Mené par la BCE, le système unique de supervision devrait révéler ce que les superviseurs nationaux se sont employés à dissimuler
Les dossiers économiques et financiers se sont imposés dans la campagne pour les élections européennes organisées dimanche prochain. L’union bancaire s’imposera-t-elle comme un rempart à de nouvelles crises ? Elle ne saurait suffire, estime Jean-Paul Pollin.
On a beaucoup expliqué que l’objectif immédiat de l’Union Bancaire Européenne (UBE) était de rompre le cercle vicieux entre la crise des dettes publiques et celle des banques : l’interdépendance de l’une et de l’autre engendrant des déséquilibres cumulatifs. Cette spirale déstabilisante a fragmenté l’espace financier européen et brisé l’illusion d’une politique monétaire unique, puisqu’elle a provoqué une forte divergence des taux d’intérêt entre les pays de la zone. De fait, elle a aggravé les difficultés des économies les plus fragiles qui ont dû supporter des conditions de financement (privé et public) très restrictives. Ce qui a dégradé, aussi bien leurs problèmes de compétitivité, que la situation de leurs finances publiques.

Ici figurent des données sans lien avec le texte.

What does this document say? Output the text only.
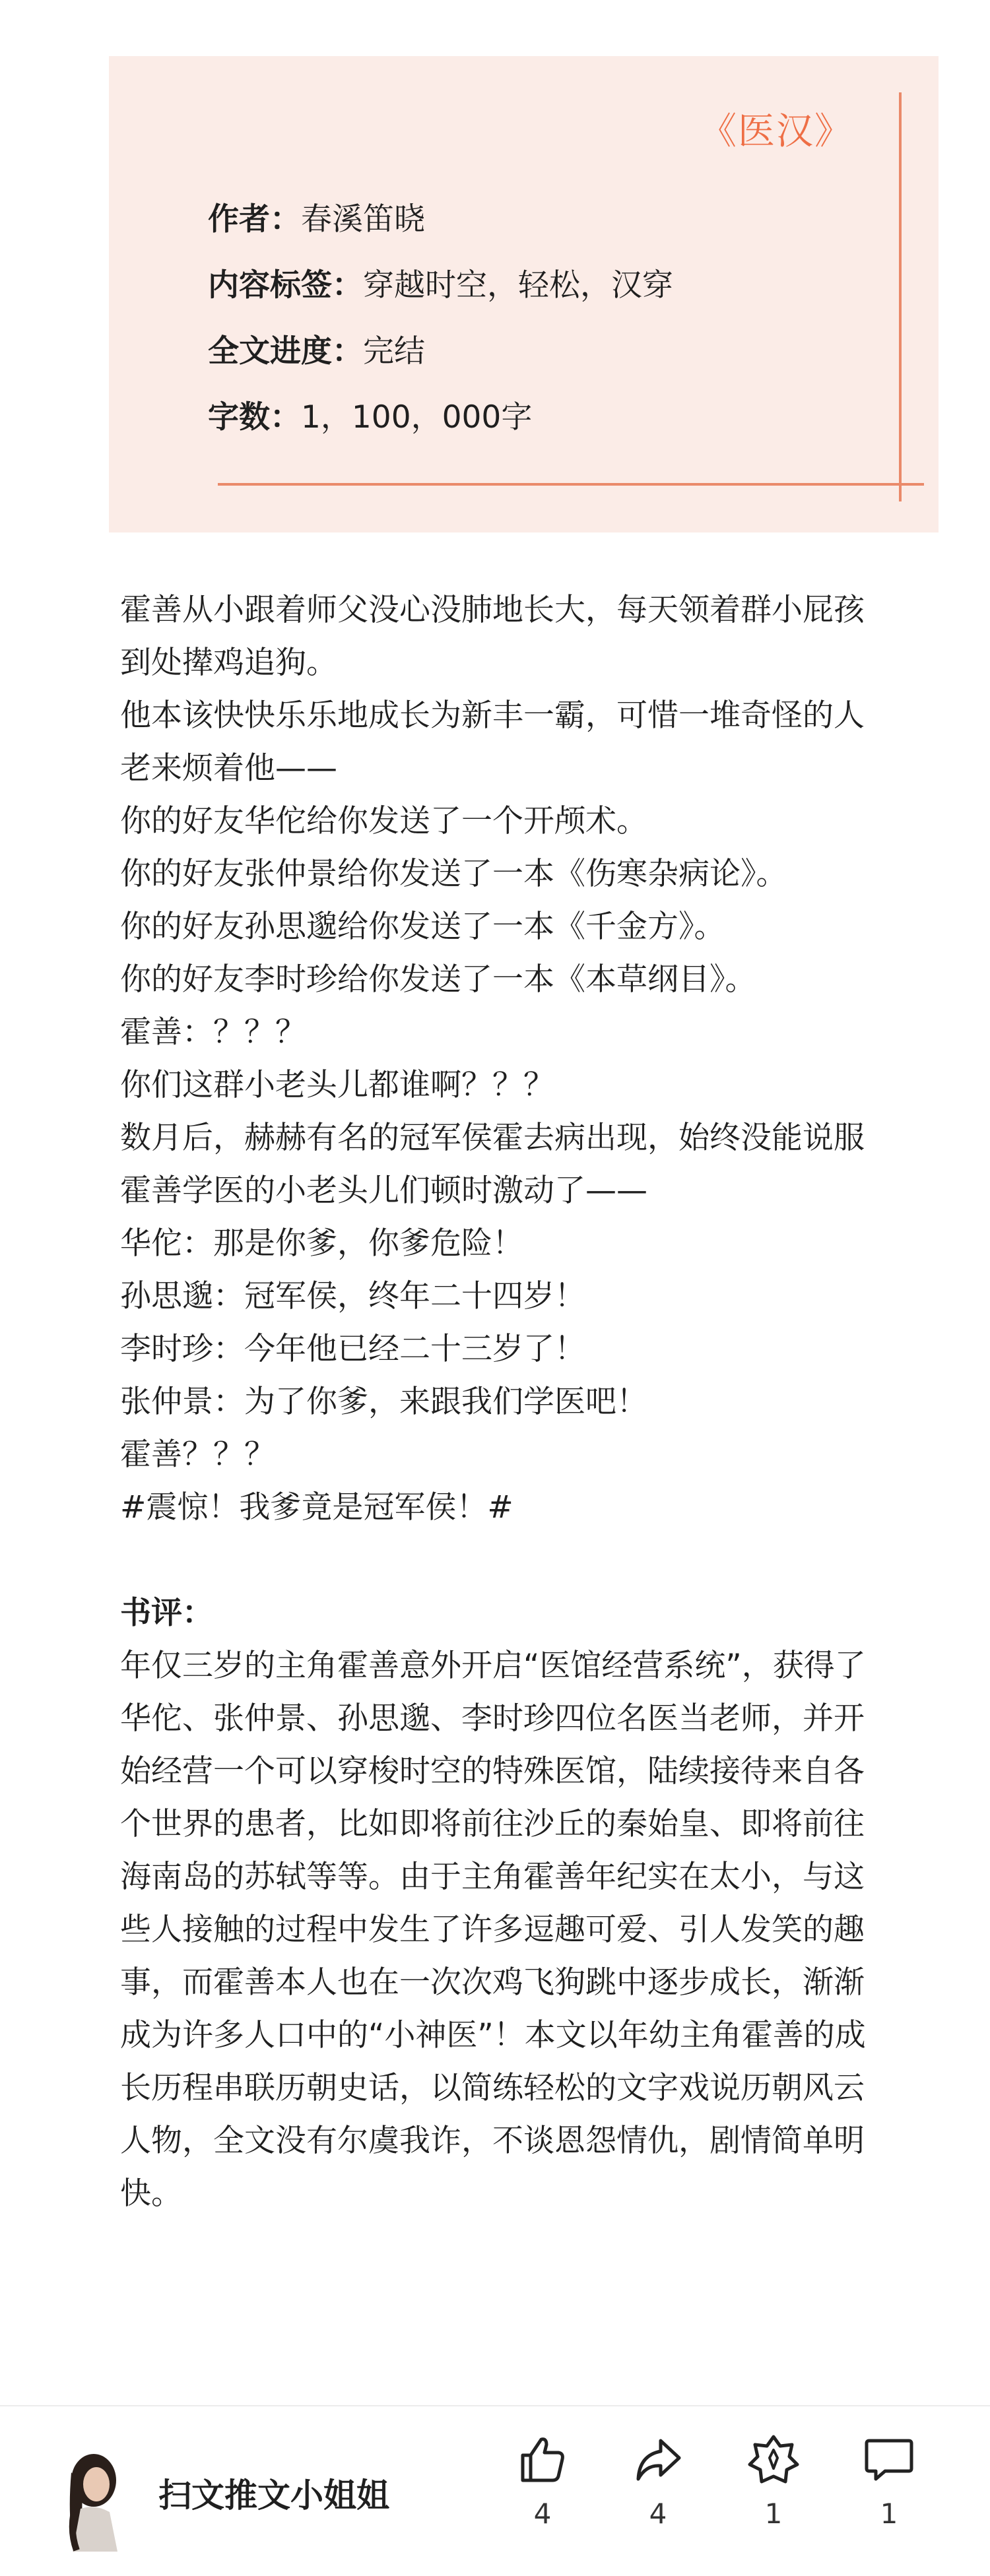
《医汉》
作者：春溪笛晓
内容标签：穿越时空，轻松，汉穿
全文进度：完结
字数：1，100，000字

霍善从小跟着师父没心没肺地长大，每天领着群小屁孩到处撵鸡追狗。

他本该快快乐乐地成长为新丰一霸，可惜一堆奇怪的人老来烦着他——

你的好友华佗给你发送了一个开颅术。

你的好友张仲景给你发送了一本《伤寒杂病论》。

你的好友孙思邈给你发送了一本《千金方》。

你的好友李时珍给你发送了一本《本草纲目》。

霍善：？？？

你们这群小老头儿都谁啊？？？

数月后，赫赫有名的冠军侯霍去病出现，始终没能说服霍善学医的小老头儿们顿时激动了——

华佗：那是你爹，你爹危险！

孙思邈：冠军侯，终年二十四岁！

李时珍：今年他已经二十三岁了！

张仲景：为了你爹，来跟我们学医吧！

霍善？？？

#震惊！我爹竟是冠军侯！#

书评：

年仅三岁的主角霍善意外开启“医馆经营系统”，获得了华佗、张仲景、孙思邈、李时珍四位名医当老师，并开始经营一个可以穿梭时空的特殊医馆，陆续接待来自各个世界的患者，比如即将前往沙丘的秦始皇、即将前往海南岛的苏轼等等。由于主角霍善年纪实在太小，与这些人接触的过程中发生了许多逗趣可爱、引人发笑的趣事，而霍善本人也在一次次鸡飞狗跳中逐步成长，渐渐成为许多人口中的“小神医”！本文以年幼主角霍善的成长历程串联历朝史话，以简练轻松的文字戏说历朝风云人物，全文没有尔虞我诈，不谈恩怨情仇，剧情简单明快。

扫文推文小姐姐	4	4	1	1
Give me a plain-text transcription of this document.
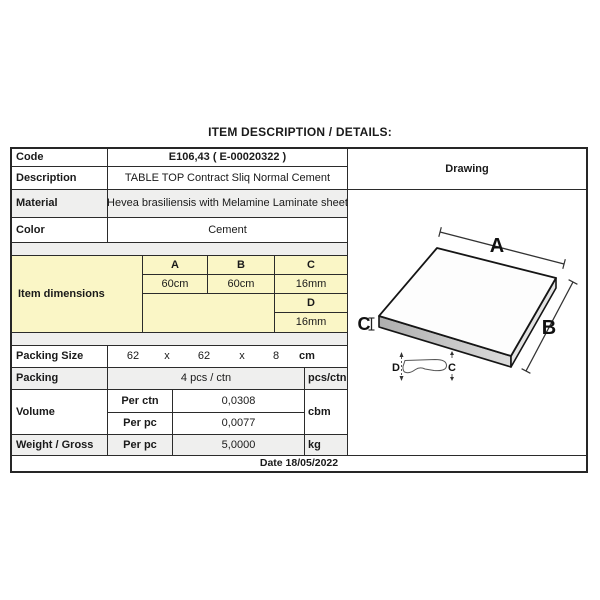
ITEM DESCRIPTION / DETAILS:
Code	E106,43 ( E-00020322 )
Description	TABLE TOP Contract Sliq Normal Cement
Material	Hevea brasiliensis with Melamine Laminate sheet
Color	Cement
Item dimensions
A	B	C
60cm	60cm	16mm
D
16mm
Packing Size	62	x	62	x	8	cm
Packing	4 pcs / ctn	pcs/ctn
Volume
Per ctn	0,0308
Per pc	0,0077
cbm
Weight / Gross	Per pc	5,0000	kg
Date 18/05/2022
Drawing
A
B
C
D	C
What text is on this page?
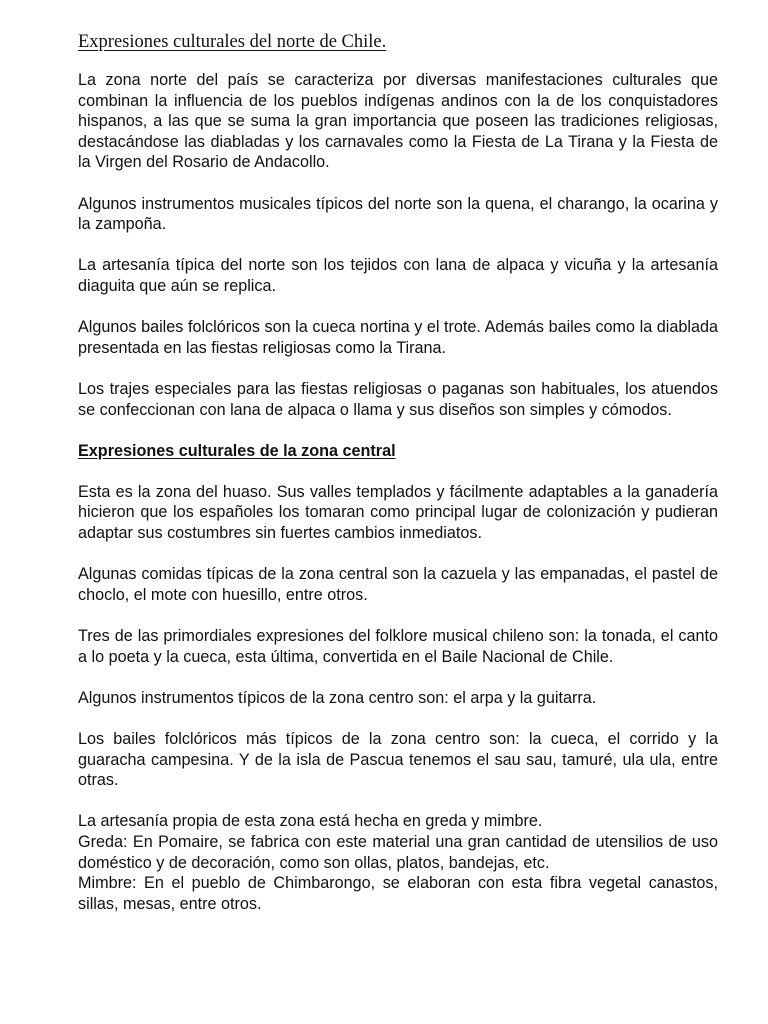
Expresiones culturales del norte de Chile.

La zona norte del país se caracteriza por diversas manifestaciones culturales que combinan la influencia de los pueblos indígenas andinos con la de los conquistadores hispanos, a las que se suma la gran importancia que poseen las tradiciones religiosas, destacándose las diabladas y los carnavales como la Fiesta de La Tirana y la Fiesta de la Virgen del Rosario de Andacollo.

Algunos instrumentos musicales típicos del norte son la quena, el charango, la ocarina y la zampoña.

La artesanía típica del norte son los tejidos con lana de alpaca y vicuña y la artesanía diaguita que aún se replica.

Algunos bailes folclóricos son la cueca nortina y el trote. Además bailes como la diablada presentada en las fiestas religiosas como la Tirana.

Los trajes especiales para las fiestas religiosas o paganas son habituales, los atuendos se confeccionan con lana de alpaca o llama y sus diseños son simples y cómodos.

Expresiones culturales de la zona central

Esta es la zona del huaso. Sus valles templados y fácilmente adaptables a la ganadería hicieron que los españoles los tomaran como principal lugar de colonización y pudieran adaptar sus costumbres sin fuertes cambios inmediatos.

Algunas comidas típicas de la zona central son la cazuela y las empanadas, el pastel de choclo, el mote con huesillo, entre otros.

Tres de las primordiales expresiones del folklore musical chileno son: la tonada, el canto a lo poeta y la cueca, esta última, convertida en el Baile Nacional de Chile.

Algunos instrumentos típicos de la zona centro son: el arpa y la guitarra.

Los bailes folclóricos más típicos de la zona centro son: la cueca, el corrido y la guaracha campesina. Y de la isla de Pascua tenemos el sau sau, tamuré, ula ula, entre otras.

La artesanía propia de esta zona está hecha en greda y mimbre.

Greda: En Pomaire, se fabrica con este material una gran cantidad de utensilios de uso doméstico y de decoración, como son ollas, platos, bandejas, etc.

Mimbre: En el pueblo de Chimbarongo, se elaboran con esta fibra vegetal canastos, sillas, mesas, entre otros.
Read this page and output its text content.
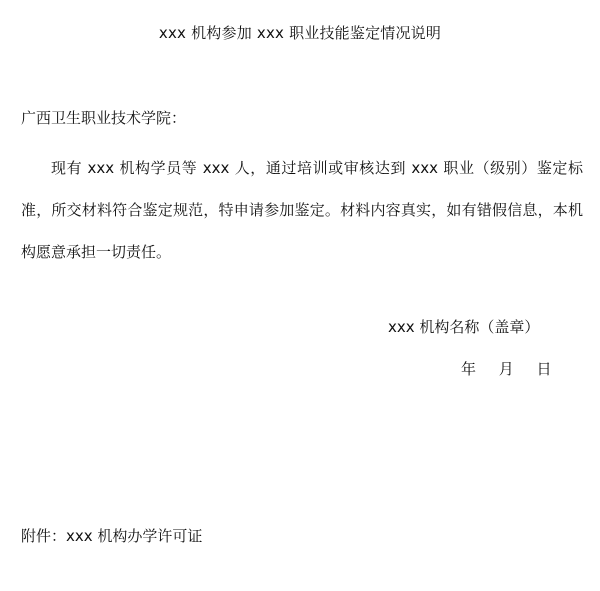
xxx 机构参加 xxx 职业技能鉴定情况说明
广西卫生职业技术学院：
现有 xxx 机构学员等 xxx 人，通过培训或审核达到 xxx 职业（级别）鉴定标准，所交材料符合鉴定规范，特申请参加鉴定。材料内容真实，如有错假信息，本机构愿意承担一切责任。
xxx 机构名称（盖章）
年 月 日
附件：xxx 机构办学许可证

L’éclatement de la zone, qui semblait inévitable au tournant des années 2011-2012, a été évité par l’entrée en jeu du président de la Banque Centrale Européenne, Mario Draghi , qui a su convaincre de sa volonté et de ses capacités d’action, et a ainsi pu réduire sensiblement les écarts de taux. Mais il est peu probable que ce véritable tour de magie puisse être répété à l’avenir. De sorte que l’on est conduit à se demander si l’UBE, sous sa forme actuelle, pourra s’y substituer et sera capable de contrer une possible nouvelle dislocation de l’espace financier européen. Plusieurs raisons amènent à en douter.
D’abord parce que les dettes publiques des pays de la zone sont tout aussi présentes qu’il y a deux ou trois ans dans les bilans de leur système bancaire . Or, en dépit des efforts de réduction des déficits, le niveau de ces dettes continuera d’augmenter encore plusieurs années. Ce qui peut soulever des inquiétudes sur leur valeur et donc sur la robustesse des bilans bancaires.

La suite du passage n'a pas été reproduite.